I knew it could happen, I just didn’t think it could happen to me...Meet Micro Preemie Mama Heather
Hello Project Preemie World! I am so excited to be blogging with Project Preemie and sharing my story with you. I’ll give you a quick intro about myself before I get into the nitty-gritty of our NICU stay and the two years we’ve since had in the preemie world.
I am a glass-half-full person. Always have been. Even when faced with hardships, I’ve always thought, it’ll work out. It’ll come around. I had never had a lot of bumps in the road, until it came to my pregnancy. Hopefully, I got all my bumps at once.

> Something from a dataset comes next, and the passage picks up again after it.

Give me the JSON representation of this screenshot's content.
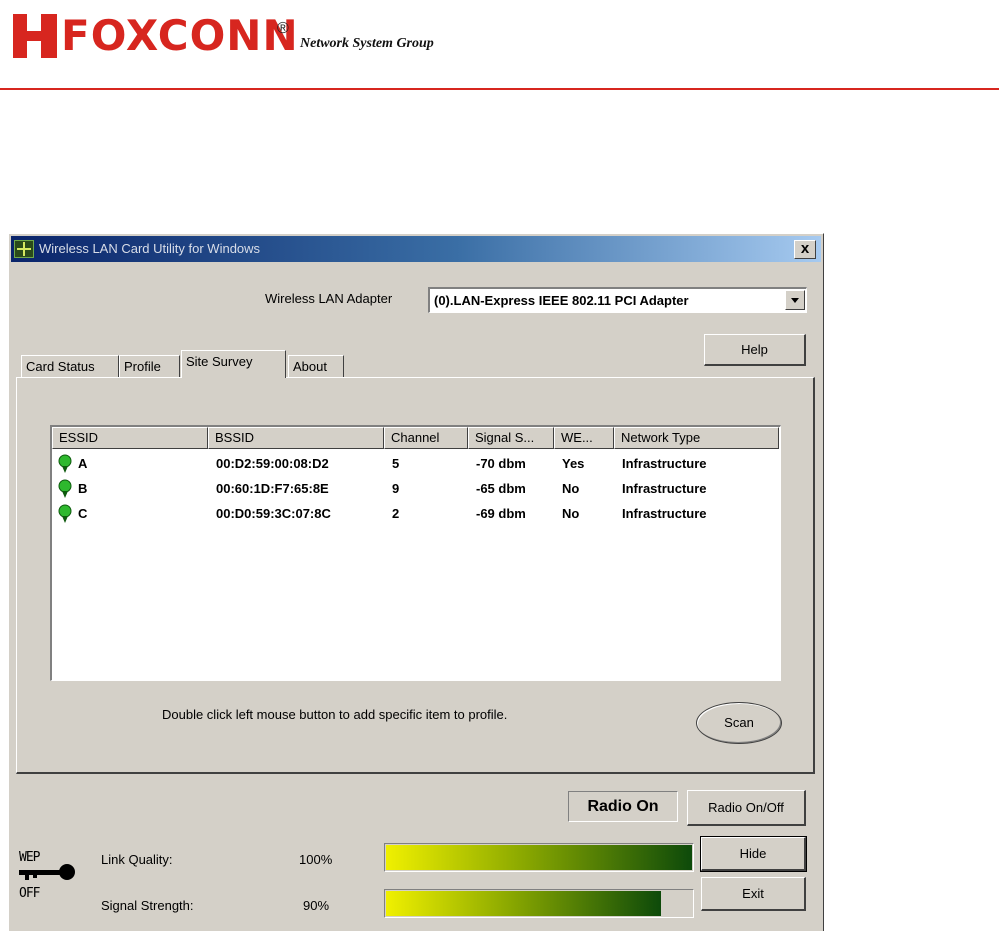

My daughter, Holly, was born 16 weeks early, weighing 1 lb. 5.2 oz., and was 11 inches long. I had good friends and acquaintances who had preemies before — I knew it could happen, I just didn’t think it could happen to me. When my pregnancy began to head south, I felt like someone had taken the movie of my life — you know, the one we all imagine ourselves to be in — and pressed stop. They took my movie out of the player, threw it away, and put in someone else’s. A horror movie. A disastrous, terrifying, so-scary-you-can’t-even-focus type of movie. Compounding the terror of our daily life was the feeling that no one else understood what we were going through, and the isolation that creates. And while it got better, it never felt like I went back to my old life. I mean, your life does change, no matter what, when you become a parent. I just didn’t anticipate the seemingly never-ending trials, or the person I would become. There were a lot of days I wished I could be anyone else, to have a “normal” pregnancy or a “normal” delivery.
Ultimately, I’m glad my husband and I went through what we did. It was impossibly hard, but I also know I’m a better mother, a better person, for it. I hate the phrase “everything happens for a reason” because it feels like a huge cop-out, like we don’t have any say in our lives; but I do feel like I am responding to our family hardship in a way that makes me proud of myself, and proud of my family. Two years later, I still consider myself a glass-half-full type of person, although now I am looking at what’s in the glass much more closely.
Over the coming weeks, I will share our story from the beginning — guts and all — in the hopes that no one else going through this must feel alone.